Volunteers complete engine renovation and replicate 1890s photo of mining company workers
17th Dec 2025
Volunteers at Blists Hill Victorian Town have completed a project to renovate a historic engine in a prime location at the entrance to Blists Hill Victorian Town.
The ‘Kinlet’ engine was built in Scotland by Andrew Barclay Sons & Co. Ltd and delivered to the Highley Mining company in Shropshire in 1896. The company sent the locomotive to the Kinlet Colliery a few miles away, and so it became known as the ‘Kinlet’. The Kinlet worked the new branch linking the coal mine to the Severn Valley line for 25 years, before being sold. Eventually, in 1969, it came to Blists Hill Victorian Town. It left again in the 1980s before coming back to the Trust in 1998, this time to Coalbrookdale, for restoration then display. The Friends of the Ironbridge Gorge Museum then paid for the engine to be moved to the new visitor entrance of Blists Hill Victorian Town when it opened in 2009.
Over time, being exposed to the elements, the engine had started to deteriorate, so in early 2025 it was decided to conserve the engines. Volunteers who had recently worked on two Sentinel engines at Coalbrookdale came to Blists Hill Victorian Town to improve the condition of the Kinlet, rubbing the locomotive down, cleaning it and repainting it. Blists Hill’s professional signwriters, father and son Mark and Corum Deakin-Segal, delivered the finishing touch when they painted the engine’s owner and name on its side, using a historic photograph from the Trust’s archives as a guide. That same photo, which shows workers at Highley Mining Company with the Kinlet when it was delivered to them in the 1890s, inspired the six volunteers who worked on the project to seek the help of Blist Hill’s costume team to recreate the original image when they had finished their work.

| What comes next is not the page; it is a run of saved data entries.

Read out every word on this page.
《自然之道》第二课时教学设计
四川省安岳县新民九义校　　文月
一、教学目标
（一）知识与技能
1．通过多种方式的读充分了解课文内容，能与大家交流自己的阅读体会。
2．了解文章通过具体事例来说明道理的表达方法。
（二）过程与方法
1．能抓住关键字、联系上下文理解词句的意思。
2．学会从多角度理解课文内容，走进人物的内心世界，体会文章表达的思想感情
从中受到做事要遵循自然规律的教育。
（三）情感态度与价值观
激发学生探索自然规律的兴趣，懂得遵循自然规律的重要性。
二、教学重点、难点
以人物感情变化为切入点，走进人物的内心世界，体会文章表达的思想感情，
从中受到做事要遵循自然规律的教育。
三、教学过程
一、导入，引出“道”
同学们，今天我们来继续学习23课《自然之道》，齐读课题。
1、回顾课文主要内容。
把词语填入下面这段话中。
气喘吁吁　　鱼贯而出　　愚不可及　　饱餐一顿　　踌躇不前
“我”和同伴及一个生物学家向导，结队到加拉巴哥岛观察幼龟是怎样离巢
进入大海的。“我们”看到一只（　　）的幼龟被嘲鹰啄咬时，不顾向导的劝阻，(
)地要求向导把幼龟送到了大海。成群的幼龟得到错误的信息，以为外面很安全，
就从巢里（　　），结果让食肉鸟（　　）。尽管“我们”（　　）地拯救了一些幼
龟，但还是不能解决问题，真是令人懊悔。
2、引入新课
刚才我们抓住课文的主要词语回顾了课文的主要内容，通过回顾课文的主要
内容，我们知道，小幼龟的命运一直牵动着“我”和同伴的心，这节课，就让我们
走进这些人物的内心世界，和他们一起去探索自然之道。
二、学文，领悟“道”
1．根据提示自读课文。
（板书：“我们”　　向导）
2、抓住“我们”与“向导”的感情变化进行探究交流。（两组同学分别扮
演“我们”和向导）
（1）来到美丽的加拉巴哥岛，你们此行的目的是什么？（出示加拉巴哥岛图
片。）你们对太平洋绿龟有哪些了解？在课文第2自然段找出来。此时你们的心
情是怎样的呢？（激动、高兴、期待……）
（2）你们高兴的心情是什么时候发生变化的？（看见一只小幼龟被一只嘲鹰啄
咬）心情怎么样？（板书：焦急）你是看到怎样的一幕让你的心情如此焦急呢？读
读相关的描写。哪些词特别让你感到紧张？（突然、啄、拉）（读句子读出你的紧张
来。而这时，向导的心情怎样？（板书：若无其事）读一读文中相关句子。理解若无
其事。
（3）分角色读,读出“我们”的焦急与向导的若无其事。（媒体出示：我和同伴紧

Kate Cadman, Collections Curator at the Ironbridge Gorge Museum Trust, said: “We have a duty to preserve the objects in our collections for our visitors and future generations, so the conservation of the Kinlet engine was an important project. We’re delighted to see the results of the volunteers’ hard work, and our visitors are enjoying seeing the engine as they arrive.”
James Deakin, Volunteers Officer at the Ironbridge Gorge Museum Trust, said: “The volunteers on this project have really enjoyed getting stuck in and restoring the Kinlet engine to its former glory. Volunteers are essential to the Trust’s work, and we couldn’t complete projects like this without their help.”
The Ironbridge Gorge Museum Trust has several steam-powered engines in its care in Coalbrookdale and at Blists Hill Victorian Town. In 2024 the Trust launched a campaign to raise £100,000 to repair the steam-powered winding engine at Blists Hill Victorian Town so that visitors in the future can see it in operation.
Visitors to Blists Hill Victorian Town can see the Kinlet engine when they enter the town.